1528. In November 1527 the Bernese city council resolved to hold a disputation upholding the sole authority of the Word of God in religious affairs. Bishops from Constance, Basle, Lausanne, and Wallis with delegates from all the Swiss cantons were invited. The Zurich council agreed on 7 December, with Zwingli* announcing to Oecolampadius* that all was ready. Delegates from Schaffhausen, St. Gall, and Constance assembled in Zurich on 1 January 1528, setting out with 300 armored men to the borders of Berne. The disputation began on 5 January and lasted until the twenty-sixth. Berthold Haller and Francis Kolb of Berne with Zwingli's aid prepared ten theses for debate, and these were begun with Kolb reading the first thesis: “The Holy Christian Church whose only Head is Christ, is born and nourished out of God's Word and hears not the voice of a stranger.”

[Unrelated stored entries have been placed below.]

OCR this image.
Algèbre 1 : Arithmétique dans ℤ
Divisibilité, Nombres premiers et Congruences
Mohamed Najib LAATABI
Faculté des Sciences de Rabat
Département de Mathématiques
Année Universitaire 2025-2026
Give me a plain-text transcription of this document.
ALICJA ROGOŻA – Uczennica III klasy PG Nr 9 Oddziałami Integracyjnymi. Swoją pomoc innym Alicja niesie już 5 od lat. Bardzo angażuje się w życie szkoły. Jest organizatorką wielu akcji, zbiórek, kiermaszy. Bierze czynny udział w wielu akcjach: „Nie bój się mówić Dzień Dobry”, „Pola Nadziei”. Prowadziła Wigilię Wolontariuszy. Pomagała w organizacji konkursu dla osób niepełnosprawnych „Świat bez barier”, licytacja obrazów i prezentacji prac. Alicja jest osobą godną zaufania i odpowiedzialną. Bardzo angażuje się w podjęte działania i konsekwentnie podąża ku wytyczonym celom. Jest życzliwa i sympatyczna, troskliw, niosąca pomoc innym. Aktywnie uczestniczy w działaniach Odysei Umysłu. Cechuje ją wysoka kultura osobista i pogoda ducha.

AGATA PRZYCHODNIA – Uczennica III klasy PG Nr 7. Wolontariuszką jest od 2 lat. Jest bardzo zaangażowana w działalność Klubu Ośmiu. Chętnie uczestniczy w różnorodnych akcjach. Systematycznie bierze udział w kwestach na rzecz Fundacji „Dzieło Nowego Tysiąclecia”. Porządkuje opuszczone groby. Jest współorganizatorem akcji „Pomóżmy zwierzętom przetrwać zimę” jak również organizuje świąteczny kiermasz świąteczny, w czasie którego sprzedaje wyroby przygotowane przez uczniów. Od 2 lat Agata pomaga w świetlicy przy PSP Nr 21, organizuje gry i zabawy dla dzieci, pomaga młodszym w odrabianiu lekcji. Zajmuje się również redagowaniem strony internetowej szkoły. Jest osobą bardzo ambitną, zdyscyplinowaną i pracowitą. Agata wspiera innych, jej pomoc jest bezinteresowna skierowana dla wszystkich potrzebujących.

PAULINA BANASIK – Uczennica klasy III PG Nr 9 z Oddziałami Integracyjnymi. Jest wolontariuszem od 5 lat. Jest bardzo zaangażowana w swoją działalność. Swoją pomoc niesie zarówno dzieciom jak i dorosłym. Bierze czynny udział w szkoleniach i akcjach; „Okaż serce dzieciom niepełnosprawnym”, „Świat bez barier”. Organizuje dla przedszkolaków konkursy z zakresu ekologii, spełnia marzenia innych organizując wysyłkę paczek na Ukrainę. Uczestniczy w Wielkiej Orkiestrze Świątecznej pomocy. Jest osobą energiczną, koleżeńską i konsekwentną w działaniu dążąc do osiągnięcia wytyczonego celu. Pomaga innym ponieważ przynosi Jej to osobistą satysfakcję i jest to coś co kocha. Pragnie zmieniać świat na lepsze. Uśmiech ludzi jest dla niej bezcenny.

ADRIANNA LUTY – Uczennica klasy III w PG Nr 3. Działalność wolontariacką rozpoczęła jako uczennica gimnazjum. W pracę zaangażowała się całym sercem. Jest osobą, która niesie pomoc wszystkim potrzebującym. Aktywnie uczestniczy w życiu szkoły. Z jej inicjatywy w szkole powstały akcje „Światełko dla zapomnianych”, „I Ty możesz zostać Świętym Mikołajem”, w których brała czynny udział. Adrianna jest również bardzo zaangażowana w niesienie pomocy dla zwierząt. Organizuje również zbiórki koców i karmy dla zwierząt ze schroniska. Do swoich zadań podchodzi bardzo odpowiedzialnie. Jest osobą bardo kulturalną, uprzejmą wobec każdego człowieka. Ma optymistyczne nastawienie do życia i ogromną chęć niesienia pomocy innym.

The daily sessions ended with the Bernese city council abolishing the Mass and church images. Zwingli preached two sermons attacking them; Bullinger recounts that a priest robed for the Mass heard Zwingli and refused to hold it any longer. The Acts were published by Christopher Froschouer on 23 April 1528. The heart of the matter is found in thesis III: “Christ is the one wisdom, justice, redemption and satisfaction for the sins of the entire world: therefore to confess any other ground of salvation or merit for sin is to deny Christ.” In spite of Luther's letter to Zwingli of 7 March that nothing had been done, these theses became the vehicle of Bernese entry into Swiss Protestantism. The Reformation came to that Swiss city, as to so many others, in a formal debate.